I recently realized that in the midst of the working two jobs, test-taking and friends-visiting madness of July, I haven’t made it super public that I’m spending this whole month of August out of the U.S. of A doing the things that nourish my spirit: yoga, writing, and exploring new places. So I’m using this post partly to brag about being in Italy right now facing the picturesque view and also to articulate just what it is that I am doing during a full August off, and why.
The best way to explain this is also my favorite way to plan for a yoga class: through themes. Each leg of this five-week trip has a different theme. I’m sharing them below.
I am currently in Tuscany on a yoga retreat with the talented Francesca Bove and a dozen-plus lovely yogis. It’s only day two and so far, I went on a run / walk through the hills surrounding the villa we’re staying at, dined on a breakfast of fresh-cut prosciutto, eggs and muesli, took an hour-and-a-half-long yoga class, and sat by the pool to read and nap. The theme of this trip is pleasure because too often pleasure gets misused in the work-hard, play-hard culture New York City immerses itself in. Pleasure, in a relaxed way, means (for this trip) not only drinking a glass of wine with dinner, but going on a wine tour. It means eating slowly to taste the most subtle flavors of artisan olive oil…and attending a tasting at the vineyard it’s made at. It means practicing yoga with an abundant view of the Italian countryside, and it means putting sunglasses on during savasana and letting the sensuous sensory experiences Italy is so known for marinate so that there can be space to take it all in.
Right after this retreat, I’m going to England to take two continuing education creative writing courses at the University of Cambridge. This year, when I took Teaching of Writing as part of my graduate program, I had a lot of feelings surrounding wanting to make sure that I am a teacher-writer / writer-teacher, and not only a teacher of writing (I’m studying to be a middle school English teacher). In other words, I want my practice as an educator and as a writer to disrupt the narrative of “those who can’t do teach” and change it to “those who can do teach.” I also have an extraordinarily hard time writing in New York City, and I’m sitting on quite a few works in progress.
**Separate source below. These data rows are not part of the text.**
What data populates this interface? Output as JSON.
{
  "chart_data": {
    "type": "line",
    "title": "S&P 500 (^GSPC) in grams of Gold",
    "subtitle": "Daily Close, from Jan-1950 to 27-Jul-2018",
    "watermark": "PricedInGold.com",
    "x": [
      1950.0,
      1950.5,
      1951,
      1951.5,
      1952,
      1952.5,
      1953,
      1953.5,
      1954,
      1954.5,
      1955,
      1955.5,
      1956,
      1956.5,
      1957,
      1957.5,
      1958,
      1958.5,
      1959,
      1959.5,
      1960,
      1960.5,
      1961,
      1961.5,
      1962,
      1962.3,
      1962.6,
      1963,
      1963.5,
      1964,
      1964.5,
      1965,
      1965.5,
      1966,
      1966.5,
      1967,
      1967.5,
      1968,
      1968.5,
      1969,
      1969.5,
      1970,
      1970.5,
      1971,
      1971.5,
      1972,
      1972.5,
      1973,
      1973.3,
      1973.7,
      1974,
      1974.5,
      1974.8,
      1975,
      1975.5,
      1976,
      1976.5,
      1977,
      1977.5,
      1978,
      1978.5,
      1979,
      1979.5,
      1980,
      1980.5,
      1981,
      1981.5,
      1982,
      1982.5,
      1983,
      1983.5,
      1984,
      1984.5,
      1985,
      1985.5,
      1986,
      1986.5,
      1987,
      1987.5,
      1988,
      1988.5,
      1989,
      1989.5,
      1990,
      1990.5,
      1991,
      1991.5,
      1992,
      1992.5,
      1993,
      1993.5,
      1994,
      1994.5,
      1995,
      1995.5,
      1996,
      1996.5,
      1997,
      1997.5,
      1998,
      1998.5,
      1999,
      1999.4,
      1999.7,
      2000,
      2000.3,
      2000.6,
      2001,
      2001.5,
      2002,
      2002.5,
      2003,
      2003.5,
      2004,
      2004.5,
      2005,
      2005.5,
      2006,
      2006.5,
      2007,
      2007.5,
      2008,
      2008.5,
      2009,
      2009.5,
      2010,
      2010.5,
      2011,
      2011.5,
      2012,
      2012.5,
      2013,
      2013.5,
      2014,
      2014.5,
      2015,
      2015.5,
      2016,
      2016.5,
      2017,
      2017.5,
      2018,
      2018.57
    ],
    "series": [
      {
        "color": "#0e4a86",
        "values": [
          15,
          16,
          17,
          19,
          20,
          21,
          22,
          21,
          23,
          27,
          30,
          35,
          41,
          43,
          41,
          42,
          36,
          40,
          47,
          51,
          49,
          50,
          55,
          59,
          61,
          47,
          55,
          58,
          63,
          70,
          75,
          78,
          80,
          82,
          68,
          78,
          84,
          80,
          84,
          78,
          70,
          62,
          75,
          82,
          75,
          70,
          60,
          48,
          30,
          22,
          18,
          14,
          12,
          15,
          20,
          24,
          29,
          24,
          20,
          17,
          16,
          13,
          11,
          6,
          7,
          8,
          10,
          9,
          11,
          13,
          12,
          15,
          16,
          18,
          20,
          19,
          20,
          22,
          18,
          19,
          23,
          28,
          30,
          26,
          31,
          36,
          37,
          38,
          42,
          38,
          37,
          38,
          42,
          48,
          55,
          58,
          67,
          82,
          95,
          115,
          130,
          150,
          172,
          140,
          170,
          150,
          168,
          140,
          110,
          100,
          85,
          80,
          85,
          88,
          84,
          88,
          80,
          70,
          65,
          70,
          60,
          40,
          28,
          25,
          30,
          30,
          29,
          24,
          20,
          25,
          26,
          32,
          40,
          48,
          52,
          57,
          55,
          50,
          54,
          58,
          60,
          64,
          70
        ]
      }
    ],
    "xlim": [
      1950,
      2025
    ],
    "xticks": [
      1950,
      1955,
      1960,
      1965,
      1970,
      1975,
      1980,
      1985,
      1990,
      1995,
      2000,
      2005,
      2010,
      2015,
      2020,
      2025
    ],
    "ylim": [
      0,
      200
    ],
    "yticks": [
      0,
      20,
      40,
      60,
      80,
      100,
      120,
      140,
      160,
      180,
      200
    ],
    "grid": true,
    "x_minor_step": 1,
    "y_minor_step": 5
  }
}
I would say that I need to carve out the time, except for the fact that with my working-grad school schedule, the time just simply doesn’t exist, and I’m starting to think that small geographic changes to encourage creativity can be a good thing. We can do it all…just not all at once, after all. But back to my plans for the trip! While I am spending the weekdays intensively writing and attending plenary lectures, I’ll spend the first weekend in Oxford doing a tour of the medieval literature that was born there and hopefully getting enough free time to go to the Bodleian Library for the Jane Austen exhibit! That second weekend, I’ll be in London (yay!) and plan on going to the British Library, as well as both Daunt and Persephone Books!
I’ll be spending my last 10 days of this trip in Finland with my boyf who’s moving there for the academic year. He’s moving there to study wood architecture and I’m traveling there so that we can experience Finnish culture together before his courses begin. Finland has a magnificent history and practice of design in both broad and specific ways. Finnish society seems to set itself up for success using infrastructural and architectural design. During this trip, I want to attend some art festivals going on and explore the amazing architecture throughout. I want to focus on something that I really do believe is the backbone of how society functions: design. I want to be able to carry that knowledge with me into all that I do because it can only help when we see the world through a variety of lenses including though not limited to pleasure, literature, and design.